La Charte du peuple kanak

Bilan et perspectives des institutions coutumières et des politiques publiques kanak

Le Sénat coutumier a publié un document intitulé « RAPPORT SUR LES INSTITUTIONS COUTUMIERES _ EVOLUTIONS ET PERSPECTIVES 1988 – 2018 »

Son introduction expose ainsi les objectifs d’un tel document :

Il y a 26 ans étaient reconnus la légitimité coutumière avec la mise en place du conseil coutumier territorial et des 8 conseils d’aires.

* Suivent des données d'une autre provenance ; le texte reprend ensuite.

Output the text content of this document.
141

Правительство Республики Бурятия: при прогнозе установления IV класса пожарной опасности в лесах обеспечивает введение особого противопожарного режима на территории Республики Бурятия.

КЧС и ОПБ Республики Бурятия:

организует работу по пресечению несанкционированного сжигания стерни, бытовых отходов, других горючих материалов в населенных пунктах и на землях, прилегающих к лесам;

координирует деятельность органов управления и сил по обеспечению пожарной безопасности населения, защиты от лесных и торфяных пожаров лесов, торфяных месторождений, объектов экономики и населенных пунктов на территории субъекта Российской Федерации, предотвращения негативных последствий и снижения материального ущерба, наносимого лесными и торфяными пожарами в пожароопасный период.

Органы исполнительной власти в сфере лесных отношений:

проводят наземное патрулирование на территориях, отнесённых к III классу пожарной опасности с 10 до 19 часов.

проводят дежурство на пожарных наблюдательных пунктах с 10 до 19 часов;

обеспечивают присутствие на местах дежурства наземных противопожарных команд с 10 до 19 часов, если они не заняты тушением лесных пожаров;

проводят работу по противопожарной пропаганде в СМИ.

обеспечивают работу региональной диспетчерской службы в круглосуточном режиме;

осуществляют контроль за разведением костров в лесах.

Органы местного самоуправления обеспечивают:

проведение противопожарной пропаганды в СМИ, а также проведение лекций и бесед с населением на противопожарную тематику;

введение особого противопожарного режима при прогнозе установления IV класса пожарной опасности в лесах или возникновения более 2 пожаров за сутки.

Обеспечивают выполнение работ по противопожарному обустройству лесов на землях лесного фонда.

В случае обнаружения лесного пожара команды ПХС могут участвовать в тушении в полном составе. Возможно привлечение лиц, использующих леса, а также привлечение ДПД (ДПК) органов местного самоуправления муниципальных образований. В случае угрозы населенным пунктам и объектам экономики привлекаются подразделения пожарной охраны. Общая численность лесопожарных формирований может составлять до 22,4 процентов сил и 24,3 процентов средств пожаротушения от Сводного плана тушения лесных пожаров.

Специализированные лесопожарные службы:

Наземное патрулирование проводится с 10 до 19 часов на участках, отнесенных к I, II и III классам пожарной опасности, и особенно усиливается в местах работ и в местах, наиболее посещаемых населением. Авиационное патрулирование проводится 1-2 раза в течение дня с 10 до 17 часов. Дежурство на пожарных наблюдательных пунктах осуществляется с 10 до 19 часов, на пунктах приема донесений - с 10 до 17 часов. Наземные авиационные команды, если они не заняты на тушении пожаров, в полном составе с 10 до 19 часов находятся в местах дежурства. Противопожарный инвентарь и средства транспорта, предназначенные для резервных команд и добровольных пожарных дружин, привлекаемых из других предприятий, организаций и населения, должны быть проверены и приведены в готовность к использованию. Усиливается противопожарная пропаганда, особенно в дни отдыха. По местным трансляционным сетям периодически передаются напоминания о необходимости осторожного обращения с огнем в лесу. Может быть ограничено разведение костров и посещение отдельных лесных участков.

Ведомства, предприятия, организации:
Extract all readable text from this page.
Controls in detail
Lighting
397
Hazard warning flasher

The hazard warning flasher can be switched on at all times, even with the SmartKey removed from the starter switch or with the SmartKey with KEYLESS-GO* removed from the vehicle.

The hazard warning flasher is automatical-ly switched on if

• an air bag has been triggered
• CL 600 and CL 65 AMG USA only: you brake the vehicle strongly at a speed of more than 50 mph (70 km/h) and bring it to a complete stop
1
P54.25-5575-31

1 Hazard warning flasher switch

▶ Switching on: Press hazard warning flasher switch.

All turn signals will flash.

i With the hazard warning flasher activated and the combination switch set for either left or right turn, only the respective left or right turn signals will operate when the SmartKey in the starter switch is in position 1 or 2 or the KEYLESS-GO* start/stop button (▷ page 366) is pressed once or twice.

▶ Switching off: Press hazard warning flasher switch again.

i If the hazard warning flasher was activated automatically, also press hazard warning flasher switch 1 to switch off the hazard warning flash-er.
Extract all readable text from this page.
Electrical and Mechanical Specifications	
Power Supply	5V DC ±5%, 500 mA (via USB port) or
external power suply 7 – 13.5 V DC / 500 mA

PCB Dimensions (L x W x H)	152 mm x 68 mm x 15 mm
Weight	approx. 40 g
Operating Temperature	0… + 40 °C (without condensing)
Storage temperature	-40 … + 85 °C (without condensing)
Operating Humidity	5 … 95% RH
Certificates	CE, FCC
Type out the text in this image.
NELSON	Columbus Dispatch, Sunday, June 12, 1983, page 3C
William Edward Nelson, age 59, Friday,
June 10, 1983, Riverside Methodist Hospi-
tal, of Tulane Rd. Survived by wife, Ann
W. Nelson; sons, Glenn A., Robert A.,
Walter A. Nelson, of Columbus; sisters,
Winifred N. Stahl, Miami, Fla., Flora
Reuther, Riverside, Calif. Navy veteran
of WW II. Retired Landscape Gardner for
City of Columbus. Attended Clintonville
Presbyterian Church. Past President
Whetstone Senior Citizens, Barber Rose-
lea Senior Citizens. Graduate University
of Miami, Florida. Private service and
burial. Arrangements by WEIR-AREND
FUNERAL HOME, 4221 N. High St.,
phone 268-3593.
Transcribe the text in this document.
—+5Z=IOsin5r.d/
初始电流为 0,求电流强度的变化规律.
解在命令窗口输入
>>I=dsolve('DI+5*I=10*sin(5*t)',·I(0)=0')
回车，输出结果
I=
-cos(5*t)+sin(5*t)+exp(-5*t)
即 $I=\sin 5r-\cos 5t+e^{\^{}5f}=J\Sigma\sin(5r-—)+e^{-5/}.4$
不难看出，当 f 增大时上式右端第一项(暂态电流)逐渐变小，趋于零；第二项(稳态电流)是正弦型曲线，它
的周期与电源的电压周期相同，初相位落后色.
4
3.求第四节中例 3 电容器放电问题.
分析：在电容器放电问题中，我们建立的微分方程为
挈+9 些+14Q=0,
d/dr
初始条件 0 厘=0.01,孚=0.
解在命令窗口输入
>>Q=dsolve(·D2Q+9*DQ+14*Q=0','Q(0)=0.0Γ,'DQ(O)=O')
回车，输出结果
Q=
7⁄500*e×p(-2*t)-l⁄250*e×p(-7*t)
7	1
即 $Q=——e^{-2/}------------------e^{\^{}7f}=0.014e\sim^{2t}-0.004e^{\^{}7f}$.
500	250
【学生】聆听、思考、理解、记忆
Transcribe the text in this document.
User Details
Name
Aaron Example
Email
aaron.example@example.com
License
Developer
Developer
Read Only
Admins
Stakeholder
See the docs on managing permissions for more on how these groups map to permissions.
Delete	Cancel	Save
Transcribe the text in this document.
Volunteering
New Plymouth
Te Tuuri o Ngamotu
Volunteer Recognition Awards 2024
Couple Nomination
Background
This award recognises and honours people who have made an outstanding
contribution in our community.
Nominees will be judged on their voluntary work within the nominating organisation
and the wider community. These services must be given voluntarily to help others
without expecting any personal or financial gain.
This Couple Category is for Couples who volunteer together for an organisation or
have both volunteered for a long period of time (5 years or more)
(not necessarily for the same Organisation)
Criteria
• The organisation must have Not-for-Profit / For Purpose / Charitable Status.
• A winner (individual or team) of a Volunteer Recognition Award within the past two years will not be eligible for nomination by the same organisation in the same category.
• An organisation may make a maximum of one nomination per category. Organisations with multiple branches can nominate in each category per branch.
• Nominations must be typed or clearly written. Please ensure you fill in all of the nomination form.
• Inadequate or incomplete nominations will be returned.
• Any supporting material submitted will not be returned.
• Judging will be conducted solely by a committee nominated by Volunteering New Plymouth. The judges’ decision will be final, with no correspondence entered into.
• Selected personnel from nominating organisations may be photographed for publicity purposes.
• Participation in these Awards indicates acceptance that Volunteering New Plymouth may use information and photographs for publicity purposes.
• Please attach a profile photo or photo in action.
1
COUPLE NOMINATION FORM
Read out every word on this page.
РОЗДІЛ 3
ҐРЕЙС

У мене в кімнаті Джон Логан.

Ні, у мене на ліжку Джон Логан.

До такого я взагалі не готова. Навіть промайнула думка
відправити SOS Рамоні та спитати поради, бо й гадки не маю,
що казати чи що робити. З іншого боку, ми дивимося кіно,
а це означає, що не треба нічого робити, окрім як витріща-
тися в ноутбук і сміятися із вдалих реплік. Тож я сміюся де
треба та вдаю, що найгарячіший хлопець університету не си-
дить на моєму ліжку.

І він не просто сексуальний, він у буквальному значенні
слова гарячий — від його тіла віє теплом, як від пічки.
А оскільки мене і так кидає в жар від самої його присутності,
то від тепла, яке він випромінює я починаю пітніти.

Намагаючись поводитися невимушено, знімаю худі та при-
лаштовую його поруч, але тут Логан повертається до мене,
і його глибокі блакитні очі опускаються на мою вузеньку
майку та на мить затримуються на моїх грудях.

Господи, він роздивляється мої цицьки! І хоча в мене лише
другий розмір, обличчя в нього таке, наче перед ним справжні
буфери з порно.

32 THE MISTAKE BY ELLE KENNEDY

Dix années après en 1998, cette démarche était confirmée avec la création du sénat coutumier dans l’Accord de Nouméa.

Cinq années après le bilan 2010, nous pouvons retenir que le travail accompli par la 3ème mandature a permis d’élever à un niveau supérieur, l’identité kanak et la coutume.

En effet, après l’adoption et la proclamation de la CHARTE DU PEUPLE.  nous pouvons affirmer qu’il est désormais possible de construire le DESTIN COMMUN sur la base d’une véritable reconnaissance du Kanak, de sa civilisation, de son système de valeurs.

En 2014, la CHARTE a été présentée aux hautes autorités républicaines de la Nouvelle Calédonie, de l’Etat Français ainsi que les politiques publiques de l’Identité Kanak qui ont vocation à s’intégrer dans une nouvelle génération de contrats de plan des politiques publiques de la Nouvelle Calédonie.

A chaque fin de mandature, il est nécessaire de faire une évaluation du chemin parcouru pour pouvoir éclairer les perspectives et cela est d’autant plus important que nous sommes à 5 ans du terme des 20 ans de l’Accord de Nouméa.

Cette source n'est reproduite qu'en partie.